Q: What are some possible applications of these functions?

A: Some possible applications of these functions include:

• Modeling real-world phenomena: The functions $f(x)$, $g(x)$, and $h(x)$ could be used to model real-world phenomena, such as population growth, chemical reactions, or electrical circuits.
• Solving optimization problems: The functions $f(x)$, $g(x)$, and $h(x)$ could be used to solve optimization problems, such as finding the maximum or minimum value of a function.
• Analyzing data: The functions $f(x)$, $g(x)$, and $h(x)$ could be used to analyze data, such as identifying trends or patterns in a dataset.

Q: What are some possible extensions of this work?

A: Some possible extensions of this work include:

• Determining the domain of each function: Determining the domain of each function could provide valuable insights into the behavior of each function.
• Analyzing the behavior of each function: Analyzing the behavior of each function could involve determining the rate of change of each function, identifying any patterns or trends, and determining any limitations or restrictions on the behavior of each function.
• Comparing the functions to other functions: Comparing the functions $f(x)$, $g(x)$, and $h(x)$ to other functions could provide valuable insights into the behavior of each function and could help to identify any relationships or patterns between the functions.

Q: What are some possible future directions for research?

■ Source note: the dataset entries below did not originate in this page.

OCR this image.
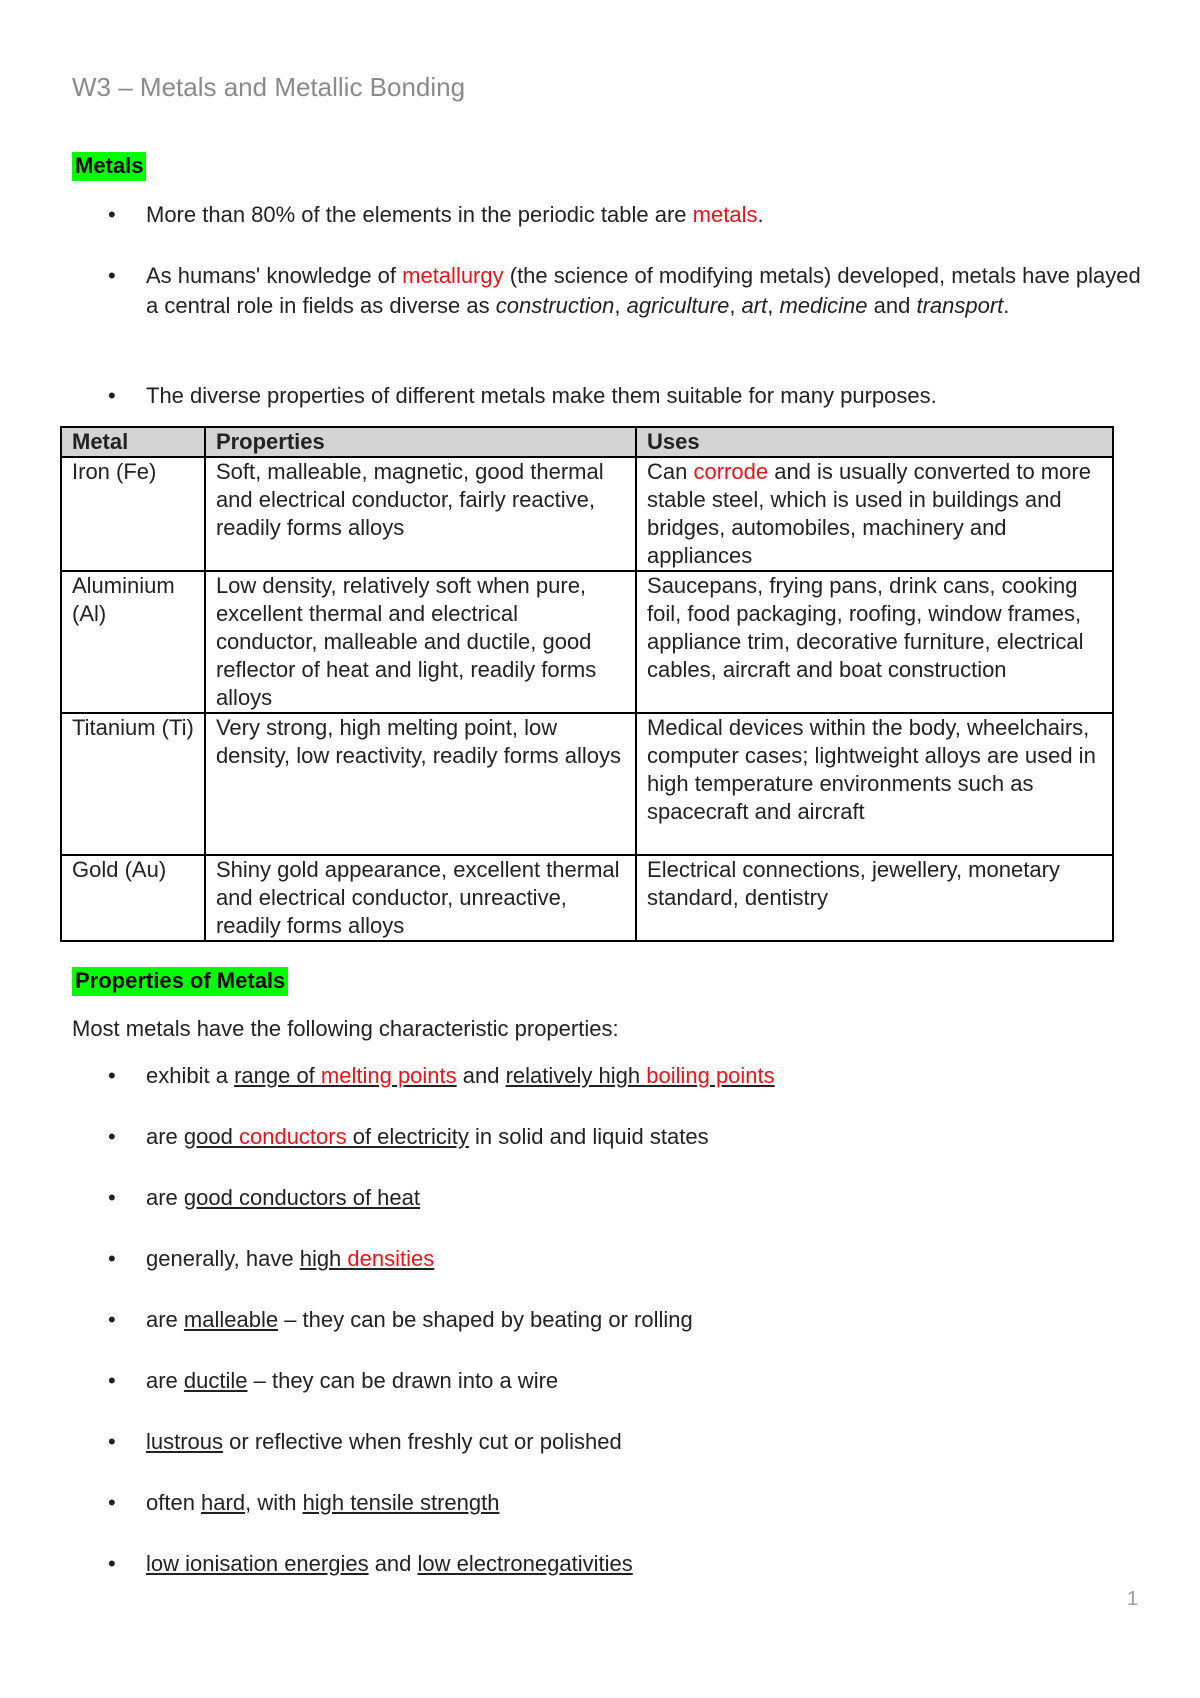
W3 – Metals and Metallic Bonding
Metals
• More than 80% of the elements in the periodic table are metals.
• As humans' knowledge of metallurgy (the science of modifying metals) developed, metals have played a central role in fields as diverse as construction, agriculture, art, medicine and transport.
• The diverse properties of different metals make them suitable for many purposes.
Metal	Properties	Uses
Iron (Fe)	Soft, malleable, magnetic, good thermal and electrical conductor, fairly reactive, readily forms alloys	Can corrode and is usually converted to more stable steel, which is used in buildings and bridges, automobiles, machinery and appliances
Aluminium (Al)	Low density, relatively soft when pure, excellent thermal and electrical conductor, malleable and ductile, good reflector of heat and light, readily forms alloys	Saucepans, frying pans, drink cans, cooking foil, food packaging, roofing, window frames, appliance trim, decorative furniture, electrical cables, aircraft and boat construction
Titanium (Ti)	Very strong, high melting point, low density, low reactivity, readily forms alloys	Medical devices within the body, wheelchairs, computer cases; lightweight alloys are used in high temperature environments such as spacecraft and aircraft
Gold (Au)	Shiny gold appearance, excellent thermal and electrical conductor, unreactive, readily forms alloys	Electrical connections, jewellery, monetary standard, dentistry
Properties of Metals
Most metals have the following characteristic properties:
• exhibit a range of melting points and relatively high boiling points
• are good conductors of electricity in solid and liquid states
• are good conductors of heat
• generally, have high densities
• are malleable – they can be shaped by beating or rolling
• are ductile – they can be drawn into a wire
• lustrous or reflective when freshly cut or polished
• often hard, with high tensile strength
• low ionisation energies and low electronegativities
1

A: Some possible future directions for research include:

• Developing new functions: Developing new functions that exhibit interesting or useful properties could lead to new insights and applications.
• Analyzing the behavior of complex systems: Analyzing the behavior of complex systems, such as those involving multiple functions or variables, could lead to a deeper understanding of the underlying dynamics.
• Developing new mathematical tools: Developing new mathematical tools, such as new functions or algorithms, could lead to new insights and applications in a variety of fields.